Our quest for provenance has just started


Gozo Beef T-bone Steak

As a restaurant in Gozo we constantly harp about our efforts to promote local produce and ingredients to support our menu. Some might feel that we are overstating our endeavours. At the end of the day words such as local and authentic are so regularly and loosely used. But believe us that we are seriously committed to our constant quest for provenance.

For example this morning we had an early rising to meet our local butcher. We wanted to be the first to select the few prime cuts available from the fresh beef carcass that had just arrived from the local abattoir.

Normally most establishments would never consider local beef for their menus. This would even include ourselves. But lately we have had a reckoning as we believe that there is potential in the quality of local beef from Gozo.

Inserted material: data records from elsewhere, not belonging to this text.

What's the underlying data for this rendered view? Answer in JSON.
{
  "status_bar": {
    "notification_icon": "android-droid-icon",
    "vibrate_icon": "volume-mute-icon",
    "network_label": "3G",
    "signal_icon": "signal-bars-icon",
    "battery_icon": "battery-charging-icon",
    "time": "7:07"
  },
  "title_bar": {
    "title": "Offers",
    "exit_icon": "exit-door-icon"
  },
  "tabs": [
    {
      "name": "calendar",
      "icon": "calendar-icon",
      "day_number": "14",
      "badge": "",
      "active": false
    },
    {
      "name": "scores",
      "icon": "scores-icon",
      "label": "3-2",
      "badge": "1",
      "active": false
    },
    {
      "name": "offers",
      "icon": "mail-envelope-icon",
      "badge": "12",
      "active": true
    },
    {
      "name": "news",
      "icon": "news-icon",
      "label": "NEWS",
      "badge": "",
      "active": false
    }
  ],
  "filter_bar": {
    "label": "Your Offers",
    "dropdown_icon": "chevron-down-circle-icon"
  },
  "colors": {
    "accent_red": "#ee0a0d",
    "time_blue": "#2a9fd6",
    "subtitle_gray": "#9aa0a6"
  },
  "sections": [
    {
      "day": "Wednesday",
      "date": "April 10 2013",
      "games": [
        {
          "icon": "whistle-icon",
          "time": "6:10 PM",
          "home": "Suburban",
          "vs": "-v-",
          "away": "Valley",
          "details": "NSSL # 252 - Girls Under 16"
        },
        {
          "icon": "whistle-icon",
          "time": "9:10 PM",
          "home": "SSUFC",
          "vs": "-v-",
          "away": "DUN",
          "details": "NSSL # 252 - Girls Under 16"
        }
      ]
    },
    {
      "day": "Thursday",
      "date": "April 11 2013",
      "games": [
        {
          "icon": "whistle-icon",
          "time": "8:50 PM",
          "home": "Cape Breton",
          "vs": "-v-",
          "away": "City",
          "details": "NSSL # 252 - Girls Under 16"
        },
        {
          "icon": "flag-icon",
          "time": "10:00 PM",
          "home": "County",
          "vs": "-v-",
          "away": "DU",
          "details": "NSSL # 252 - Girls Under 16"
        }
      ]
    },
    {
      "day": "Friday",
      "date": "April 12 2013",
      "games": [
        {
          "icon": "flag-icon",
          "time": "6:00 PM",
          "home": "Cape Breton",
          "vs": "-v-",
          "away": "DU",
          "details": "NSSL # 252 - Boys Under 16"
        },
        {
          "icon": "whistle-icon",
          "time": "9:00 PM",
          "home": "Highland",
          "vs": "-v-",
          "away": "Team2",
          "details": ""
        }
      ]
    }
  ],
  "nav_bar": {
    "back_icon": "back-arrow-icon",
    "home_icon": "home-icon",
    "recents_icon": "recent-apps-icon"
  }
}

You see for traditional reasons local butchers purchase beef once slaughtered and sell it immediately to customers. Therefore local beef is not sufficiently dry aged to improve the tenderness and flavour profile of the meat. From one end you can’t blame the local butcher because dry aging can result in weight loss on the actual carcass they have just sourced from the farm. But from the other end consumers do not enjoy the optimum of the local beef they have just purchased. Ironically in this case, fresh does not mean that it is better.

Gozo rack of beef ribeye
Gozo rack of beef ribeye ready for dry aging

Therefore we decided to change our current modus operandi. This morning we have started what will hopefully be a regular routine by selecting the desired prime cuts from the local beef carcass and dry age them for at least 21 days. Unfortunately the dry aging process will result in us losing at least 20% on the weight of the beef we will purchase. But on the other part we will be priming local beef for our diners to indulge and enjoy.

This weekend we will be carrying out our first trial as we have our first selection of dry aged Gozo beef to go on our menu. The photo above is a T-bone cut which we plan to serve. Complimented with some anchovy butter and French mustard, rest assured that fellow meat lovers will be drooling.

Our quest for provenance might not be so straightforward and convenient, but we certainly find it satisfying and rewarding when we win the heart and belly of our customers.